Investigators soon had doubts. Apparently the house was entered through the bathroom window that was smashed. However, there are no signs of entry. It also seems unlikely that a burglar will not take the same route to get out, but instead enter a locked door. This seems more like a panic reaction. In the hospital, Hanno testifies that Ulrike wrote him a letter in which, as before, she asked him to come secretly through the back door at night. This is not locked. He actually came into the house that evening when it suddenly caught fire. The back door was now locked so that he pushed open the front door from the inside. However, he no longer has the letter.

When parts of the supposedly burned graphic collection appear in Berlin, the police are puzzled. You now suspect Dr. Loewen of insurance fraud, but who is too absorbed in his work to really want to comment on the allegations.

Suddenly Hanno disappears from the hospital. He drives to Thuringia, where Ulrike and Achim have been on vacation, covered by a work colleague, and investigates on site. He finds out that you could hitchhike from the hotel to Loewen's apartment and back in one evening. Peter Fuchs learns that a milk truck took Achim out of the hotel that evening. Achim, in turn, insisted on a single room in the hotel and claimed in front of Ulrike that he had taken sleeping pills. Achim is arrested as the perpetrator. He has changed his lifestyle by selling stolen paintings from Dr. Loewen's collection financed. In order to cover his trail, he burned down the house and lured Hanno into the house with an old love letter from Ulrike in order to suspect him.

production

Burned Track was filmed from December 6, 1971 to January 25, 1972 under the working title Brandnacht, among others in Potsdam. The film had its television premiere on February 27, 1972 on DFF 1 . The costumes of the film created Ruth Karge , the Filmbauten submitted by Klaus Poppitz .

It was the fourth episode in the Polizeiruf 110 film series . First Lieutenant Peter Fuchs and Lieutenant Vera Arndt investigated their fourth joint case. It was the first film in which both of them spoke on two terms and addressed each other by first name.
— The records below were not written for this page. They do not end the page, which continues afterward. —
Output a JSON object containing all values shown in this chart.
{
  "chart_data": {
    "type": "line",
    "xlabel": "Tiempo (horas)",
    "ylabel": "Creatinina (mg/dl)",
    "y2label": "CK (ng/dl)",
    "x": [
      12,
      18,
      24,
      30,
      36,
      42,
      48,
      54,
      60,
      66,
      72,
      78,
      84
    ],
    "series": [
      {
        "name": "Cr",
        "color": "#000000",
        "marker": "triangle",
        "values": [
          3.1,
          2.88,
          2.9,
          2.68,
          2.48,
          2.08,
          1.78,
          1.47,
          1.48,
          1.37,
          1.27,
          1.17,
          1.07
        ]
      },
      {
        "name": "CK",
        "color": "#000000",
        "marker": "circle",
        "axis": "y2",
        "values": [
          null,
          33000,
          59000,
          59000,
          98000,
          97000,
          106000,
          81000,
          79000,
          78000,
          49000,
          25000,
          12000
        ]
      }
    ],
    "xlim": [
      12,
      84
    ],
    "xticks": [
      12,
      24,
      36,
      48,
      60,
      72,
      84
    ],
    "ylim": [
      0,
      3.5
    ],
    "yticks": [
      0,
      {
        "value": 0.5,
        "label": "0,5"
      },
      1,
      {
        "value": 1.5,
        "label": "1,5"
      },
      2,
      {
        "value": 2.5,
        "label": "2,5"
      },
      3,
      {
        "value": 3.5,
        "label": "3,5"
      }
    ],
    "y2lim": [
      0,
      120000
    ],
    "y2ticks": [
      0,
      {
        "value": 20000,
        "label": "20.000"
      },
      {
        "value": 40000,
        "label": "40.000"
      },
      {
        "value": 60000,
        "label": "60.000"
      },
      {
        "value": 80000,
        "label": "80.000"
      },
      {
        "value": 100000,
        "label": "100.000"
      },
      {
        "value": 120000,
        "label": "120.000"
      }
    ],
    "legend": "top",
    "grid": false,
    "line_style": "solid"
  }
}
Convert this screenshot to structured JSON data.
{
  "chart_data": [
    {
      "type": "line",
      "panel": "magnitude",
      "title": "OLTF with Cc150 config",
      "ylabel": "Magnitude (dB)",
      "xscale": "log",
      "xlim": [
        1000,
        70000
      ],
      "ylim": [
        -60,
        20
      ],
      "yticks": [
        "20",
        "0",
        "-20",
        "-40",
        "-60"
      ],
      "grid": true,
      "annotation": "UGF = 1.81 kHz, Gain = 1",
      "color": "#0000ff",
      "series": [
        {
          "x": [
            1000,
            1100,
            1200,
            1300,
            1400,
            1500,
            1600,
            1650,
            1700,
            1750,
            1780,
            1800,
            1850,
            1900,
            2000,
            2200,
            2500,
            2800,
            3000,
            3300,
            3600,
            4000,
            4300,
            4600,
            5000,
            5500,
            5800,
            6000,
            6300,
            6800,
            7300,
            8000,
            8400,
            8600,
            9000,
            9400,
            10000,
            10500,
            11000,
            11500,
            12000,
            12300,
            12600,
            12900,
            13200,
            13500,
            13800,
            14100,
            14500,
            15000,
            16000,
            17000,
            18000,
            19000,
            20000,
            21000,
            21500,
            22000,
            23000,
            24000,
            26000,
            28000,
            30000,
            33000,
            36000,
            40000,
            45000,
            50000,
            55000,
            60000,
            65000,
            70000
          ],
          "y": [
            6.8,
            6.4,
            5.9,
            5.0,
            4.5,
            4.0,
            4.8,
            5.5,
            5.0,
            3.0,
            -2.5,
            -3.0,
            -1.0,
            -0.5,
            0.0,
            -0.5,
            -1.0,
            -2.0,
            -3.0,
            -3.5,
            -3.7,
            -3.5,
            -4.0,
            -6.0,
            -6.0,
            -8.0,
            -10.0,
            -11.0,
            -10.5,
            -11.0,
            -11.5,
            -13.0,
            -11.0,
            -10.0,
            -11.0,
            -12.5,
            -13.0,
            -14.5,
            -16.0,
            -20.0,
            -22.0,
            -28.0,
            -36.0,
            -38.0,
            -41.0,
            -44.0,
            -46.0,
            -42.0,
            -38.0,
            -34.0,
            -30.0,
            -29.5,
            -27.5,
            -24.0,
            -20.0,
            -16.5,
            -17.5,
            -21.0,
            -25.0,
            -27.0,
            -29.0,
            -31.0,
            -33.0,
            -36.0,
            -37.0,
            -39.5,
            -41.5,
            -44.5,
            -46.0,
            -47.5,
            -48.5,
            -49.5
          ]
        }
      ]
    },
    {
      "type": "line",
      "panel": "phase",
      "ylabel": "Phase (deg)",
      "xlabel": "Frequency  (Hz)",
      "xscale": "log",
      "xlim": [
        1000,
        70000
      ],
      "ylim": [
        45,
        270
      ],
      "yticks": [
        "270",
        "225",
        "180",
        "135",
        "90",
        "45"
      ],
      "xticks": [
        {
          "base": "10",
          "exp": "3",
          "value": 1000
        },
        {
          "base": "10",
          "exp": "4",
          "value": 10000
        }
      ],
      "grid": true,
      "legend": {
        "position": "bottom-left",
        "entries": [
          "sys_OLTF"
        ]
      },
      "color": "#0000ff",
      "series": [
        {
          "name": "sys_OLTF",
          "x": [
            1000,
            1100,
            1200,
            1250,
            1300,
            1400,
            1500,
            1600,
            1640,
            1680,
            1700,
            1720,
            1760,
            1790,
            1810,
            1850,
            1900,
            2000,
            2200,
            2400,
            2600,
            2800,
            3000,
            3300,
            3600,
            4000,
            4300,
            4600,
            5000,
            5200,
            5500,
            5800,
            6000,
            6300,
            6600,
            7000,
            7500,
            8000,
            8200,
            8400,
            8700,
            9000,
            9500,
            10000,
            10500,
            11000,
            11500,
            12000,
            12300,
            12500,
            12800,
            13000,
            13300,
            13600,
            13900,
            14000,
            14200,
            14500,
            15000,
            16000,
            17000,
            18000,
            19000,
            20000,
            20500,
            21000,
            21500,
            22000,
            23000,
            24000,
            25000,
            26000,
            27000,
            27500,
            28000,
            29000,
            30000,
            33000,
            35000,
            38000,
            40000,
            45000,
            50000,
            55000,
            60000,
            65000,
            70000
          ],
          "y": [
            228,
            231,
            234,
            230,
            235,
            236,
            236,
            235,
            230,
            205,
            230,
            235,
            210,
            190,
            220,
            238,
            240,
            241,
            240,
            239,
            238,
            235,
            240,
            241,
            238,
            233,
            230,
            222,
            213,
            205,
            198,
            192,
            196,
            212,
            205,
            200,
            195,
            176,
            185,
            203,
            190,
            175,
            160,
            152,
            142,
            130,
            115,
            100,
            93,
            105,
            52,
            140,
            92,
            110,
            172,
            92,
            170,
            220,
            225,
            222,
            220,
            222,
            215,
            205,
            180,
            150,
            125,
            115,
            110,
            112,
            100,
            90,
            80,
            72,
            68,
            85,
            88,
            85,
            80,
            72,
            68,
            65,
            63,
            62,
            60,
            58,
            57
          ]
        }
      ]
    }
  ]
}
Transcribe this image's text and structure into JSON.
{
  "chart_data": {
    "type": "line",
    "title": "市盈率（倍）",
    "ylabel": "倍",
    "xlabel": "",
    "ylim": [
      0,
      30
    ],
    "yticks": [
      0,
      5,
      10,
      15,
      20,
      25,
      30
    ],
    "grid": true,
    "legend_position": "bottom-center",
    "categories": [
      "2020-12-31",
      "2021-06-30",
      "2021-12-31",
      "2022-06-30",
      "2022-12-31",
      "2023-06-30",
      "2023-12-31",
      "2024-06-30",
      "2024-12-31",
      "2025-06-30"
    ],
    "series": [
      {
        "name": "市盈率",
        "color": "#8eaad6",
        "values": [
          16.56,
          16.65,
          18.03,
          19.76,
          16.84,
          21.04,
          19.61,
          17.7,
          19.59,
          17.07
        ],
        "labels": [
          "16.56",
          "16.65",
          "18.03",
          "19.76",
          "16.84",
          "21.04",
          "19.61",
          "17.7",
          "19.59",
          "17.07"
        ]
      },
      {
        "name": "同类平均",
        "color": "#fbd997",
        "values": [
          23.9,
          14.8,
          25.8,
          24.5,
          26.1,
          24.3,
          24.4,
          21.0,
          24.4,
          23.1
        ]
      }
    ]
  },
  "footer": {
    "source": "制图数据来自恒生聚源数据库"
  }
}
In addition, the film had numerous humorous moments, for example screenwriter Lucke wrote a “strange charge ” for himself as the doorman of the Thuringian hotel in the script. His dialogue with Lieutenant Peter Fuchs had the qualities of a cabaret act, wrote the criticism and summarized: “Within six months, those responsible for the 'police call' had learned that the case must not only be exciting, but that the people around it must also be entertaining To captivate the audience. "

literature

  • Peter Hoff: Police call 110. Films, facts, cases. Das Neue Berlin, Berlin 2001, ISBN 3-360-00958-4 , pp. 39–42.

Web links

Individual evidence

  1. ' at polizeiruf110-lexikon.de, accessed on January 4, 2016.
  2. ^ Peter Hoff: Police call 110. Films, facts, cases . Das Neue Berlin, Berlin 2001, pp. 41–42.